When we started dating, it was amazing. He was the most romantic and best boyfriend ever. I was obsessed with him and felt like the luckiest girl in the world. That being said, over time and we went to college, he stopped wanting to be intimate with me as much as usual, stopped buying me flowers, didn’t take me on dates. you for about four years and rarely compliments me. Every time we’re intimate it’s because I initiate him, and most of the time he’ll shut me down about four times before he agrees and wants to do anything.
I’ve bawled my eyes out and talked to him about it probably over 75 times in the last four years, even asking him if he still loves me and telling him if he doesn’t he should just leave me. He always responds that he’s so in love with me and thinks I’m so beautiful and apparently enjoys being intimate with me, but has a bad way of showing it. Apparently mentally for him he finds it very difficult to do anything romantic with me because he’s just not good at it which I know is a lie because the first two years of dating he was something out of a movie with how cute and romantic he was. I do not really know what else to do. Aside from all the romantic and intimacy issues, we get along great, and when we’re intimate, that’s fine. I just feel like I shouldn’t always be the one initiating it.
Should I walk away? My boyfriend moved in after only a few months and then completely changed.

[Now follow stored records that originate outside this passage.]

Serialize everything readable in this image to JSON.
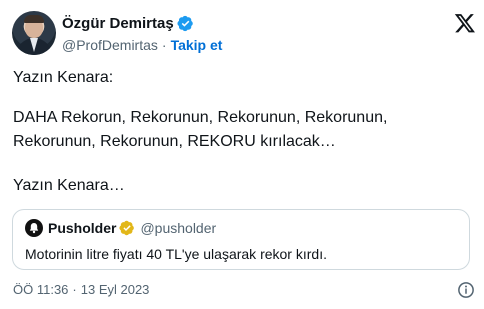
{
  "author": {
    "display_name": "Özgür Demirtaş",
    "handle": "@ProfDemirtas",
    "separator": "·",
    "follow_label": "Takip et",
    "verified": true
  },
  "tweet": {
    "line1": "Yazın Kenara:",
    "line2": "DAHA Rekorun, Rekorunun, Rekorunun, Rekorunun,",
    "line3": "Rekorunun, Rekorunun, REKORU kırılacak…",
    "line4": "Yazın Kenara…"
  },
  "quoted": {
    "display_name": "Pusholder",
    "handle": "@pusholder",
    "text": "Motorinin litre fiyatı 40 TL'ye ulaşarak rekor kırdı.",
    "badge": "gold-verified"
  },
  "meta": {
    "time": "ÖÖ 11:36",
    "separator": "·",
    "date": "13 Eyl 2023"
  },
  "icons": {
    "logo": "x-logo-icon",
    "info": "info-icon"
  },
  "colors": {
    "link": "#006fd6",
    "verified_blue": "#1d9bf0",
    "gold_badge": "#e2b719",
    "muted_text": "#536471",
    "border": "#cfd9de"
  }
}
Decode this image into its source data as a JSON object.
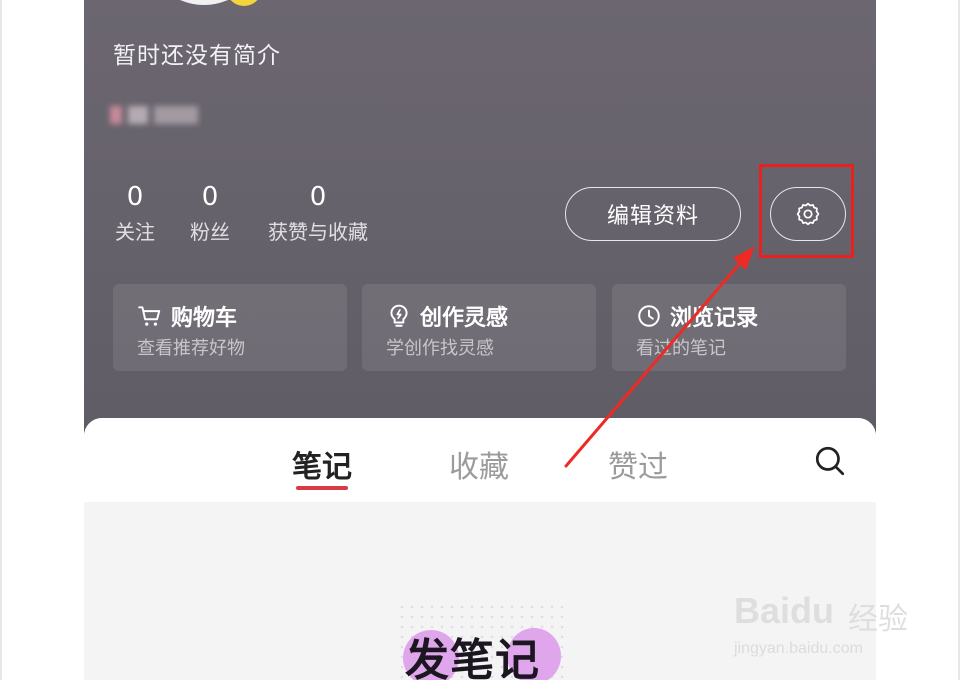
{
  "profile": {
    "bio": "暂时还没有简介",
    "stats": [
      {
        "value": "0",
        "label": "关注"
      },
      {
        "value": "0",
        "label": "粉丝"
      },
      {
        "value": "0",
        "label": "获赞与收藏"
      }
    ],
    "edit_label": "编辑资料"
  },
  "cards": [
    {
      "title": "购物车",
      "subtitle": "查看推荐好物",
      "icon": "cart-icon"
    },
    {
      "title": "创作灵感",
      "subtitle": "学创作找灵感",
      "icon": "lightbulb-icon"
    },
    {
      "title": "浏览记录",
      "subtitle": "看过的笔记",
      "icon": "clock-icon"
    }
  ],
  "tabs": [
    {
      "label": "笔记",
      "active": true
    },
    {
      "label": "收藏",
      "active": false
    },
    {
      "label": "赞过",
      "active": false
    }
  ],
  "empty_state": {
    "label": "发笔记"
  },
  "watermark": {
    "brand": "Baidu",
    "text": "经验",
    "url": "jingyan.baidu.com"
  },
  "colors": {
    "highlight": "#e8201f",
    "tab_underline": "#d93a45",
    "profile_bg": "#66626b"
  }
}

I feel like her lack of romance gave me second thoughts and caused me to have body issues and be somewhat anxious. At this point I don’t know what to do, as I told her how I feel and it’s still “I’m working on it”, but there has been little to no progress, and I’m not sure. may continue to feel that way for another year. What should I do?”
To respond: A regular co-host of my “Two Hot Takes” podcast, Lauren Rolfe, dealt with something very similar in a past relationship. I think she would be a great person to answer your problem, so I’m going to suggest she steps in. Lauren, what do you think?
“When it comes to a committed relationship, I recommend focusing on how you feel versus what your partner says. It doesn’t matter if your partner says they love you or respect you 100 times a day if you don’t feel like you’re receiving love and respect the way you want Sometimes we gravitate toward familiarity, security, and our routine, which is why it’s easy to stay in a situation we’re not happy with Now, that might not be your case, but it’s something I’ve noticed with friends and family in their relationships, especially when it comes to the partners they’ve started dating with. dating at an early age.
My husband’s best friend lives with us: Can I fire him?
You’ve been with your partner for a while and it’s easy to imagine the potential you might have and ignore the reality of where they are. If you feel like you’ve communicated your needs effectively and there hasn’t been any change, it’s time to look into what’s best for you. Usually, women check relationships emotionally before making the decision to end them. So you may already have the answer to your problems, but you may be avoiding it because it’s scary to act. And while change can be scary, sometimes growing is necessary. However, you can decide to give your relationship another chance, and that is also acceptable.
If you decide to stay with your partner, I recommend looking into love languages and attachment styles. The way people show their love can be very different. Love languages were grouped into five categories: physical touch, words of affirmation, quality time, acts of service, and gifts. There are many books on this subject that can help you further explore your needs, your partner’s needs, and how both needs can be met while fostering a deeper connection between the two of you.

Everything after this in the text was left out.